Education News

Maharashtra: Pains & gains

Although leaders of the ruling BJP-Shiv Sena alliance in Maharashtra — the country’s most industrialised state — claim credit for the Central government’s May 24 ordinance which defers applicability of the National Eligibility-cum-Entrance Test (NEET) by a year, the battle is far from over for students aspiring to enter the state’s medical and dental colleges. Most of the 125,000 students who wrote the Maharashtra Common Entrance Test (MH-CET) held on May 5, will still have to write the second phase of NEET on July 24. The first phase of NEET, which will become the sole entrance exam for admission into all medical and dental colleges countrywide next year, was held on May 1 following a Supreme Court judgement of April 28.

The Centre’s ordinance, which came in the wake of widespread protests by parents and students, only ‘partially’ affects the Supreme Court’s April 28 verdict which made NEET mandatory for admissions into all government colleges, deemed universities and private medical colleges countrywide. According to the ordinance, the results of CETs held by state governments are useful only for admission into their own state government colleges. They are not acceptable for admission into private medical colleges which are obliged to admit students on the basis of NEET scores.

Obviously for the great majority of Maharashtra’s 125,000 aspiring medicos who wrote MH-CET in early May, this half-way house ordinance is unsatisfactory. The 18 government medical colleges in the state will admit only 2,810 of them. Additionally, 3,395 seats are available in the state’s deemed and private medical/dental colleges promoted by edupreneurs — mainly well-heeled politicians — highlighting the severe shortage of medical education institutions in the country’s most industrialised state.

“With 50 percent of the 2,810 government college seats reserved for scheduled caste, scheduled tribe and OBC students, the number of seats available for merit students is a mere 1,400 odd. Therefore the remaining 122,000 who wrote MH-CET — most of them in the general merit category — will have to write NEET-II,” says Dr. Keyur Cholera, director of Mindsetters, a medical entrance exams tutorial company, who spearheaded parents’ protest against NEET.

Prior to NEET, aspiring medical practitioners in the state were obliged to write numerous entrance exams — MH-CET, Asso-CET (conducted by the Association of Managements of Private Medical and Dental Colleges for admission into private unaided colleges affiliated with the Maharashtra University of Health Sciences) and separate entrance tests of deemed universities.

“Students prefer government to private medical colleges because of their highly subsidised tuition fees and huge patient turn-out in attached free hospitals which offer greater hands-on learning experience. On the other hand, most private colleges and deemed universities are notorious for demanding ‘donations’ aka capitation fees as a quid pro quo for admission. Their entrance exams are a farce,” says a Mumbai-based government college head, speaking on condition of anonymity.

It was precisely with the intention of eliminating capitation fees in private colleges that NEET was first proposed in 2010 but rejected on considerations of federalism and states’ autonomy in 2010. But on April 28, a three-judge bench (Justices Anil R. Dave, Shiva Kirti Singh and A.K. Goel) overruled the apex court’s earlier judgement and upheld NEET on grounds that it will save students the trouble of writing multiple state government and private colleges entrance tests, and curb the capitation fees menace.
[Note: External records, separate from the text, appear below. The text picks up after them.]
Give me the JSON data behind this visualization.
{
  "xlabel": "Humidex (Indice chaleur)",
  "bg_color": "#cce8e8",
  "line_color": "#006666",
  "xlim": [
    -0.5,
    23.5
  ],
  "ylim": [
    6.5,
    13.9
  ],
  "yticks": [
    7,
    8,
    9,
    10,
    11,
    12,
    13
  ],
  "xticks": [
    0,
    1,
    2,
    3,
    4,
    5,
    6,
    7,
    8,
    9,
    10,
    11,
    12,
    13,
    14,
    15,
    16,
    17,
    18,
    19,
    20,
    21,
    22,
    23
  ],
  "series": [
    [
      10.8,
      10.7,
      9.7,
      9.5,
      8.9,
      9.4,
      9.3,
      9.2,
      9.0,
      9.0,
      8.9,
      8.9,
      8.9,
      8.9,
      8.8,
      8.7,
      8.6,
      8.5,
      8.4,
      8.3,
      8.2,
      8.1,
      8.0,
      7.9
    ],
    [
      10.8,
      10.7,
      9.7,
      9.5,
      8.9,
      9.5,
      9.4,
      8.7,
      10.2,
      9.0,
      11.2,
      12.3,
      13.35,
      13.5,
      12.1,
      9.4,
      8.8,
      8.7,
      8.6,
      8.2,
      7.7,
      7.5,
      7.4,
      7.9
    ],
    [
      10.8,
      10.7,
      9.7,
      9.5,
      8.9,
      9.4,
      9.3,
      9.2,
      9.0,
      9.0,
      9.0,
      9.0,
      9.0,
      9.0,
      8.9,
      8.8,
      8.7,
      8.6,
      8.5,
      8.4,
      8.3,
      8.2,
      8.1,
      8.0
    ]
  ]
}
But even as most academics in Maharashtra have begun to accept the logic of implementing NEET, a new debate has sprung up on whether the state’s students who follow the Higher Secondary Certificate (HSC) board syllabus will be able to cope with NEET which will be designed by the Delhi-based Central Board of Secondary Education (CBSE). “More than 80 percent of the state’s higher-secondary students follow the state board syllabus. The curriculums and assessment of CBSE and HSC boards differ on many counts. Unless the state board syllabus is raised to CBSE standards and students become accustomed to CBSE-style assessment, HSC students will be at a disadvantage when writing NEET. NEET would be best implemented in 2018,” says Dr. Rajpal Hande, principal of Mithibai College of Arts, Mumbai.

Quite obviously, the apex court’s sanctification of NEET which abolishes multiple test-taking and rent-seeking won’t be painless. But no pains, no gains.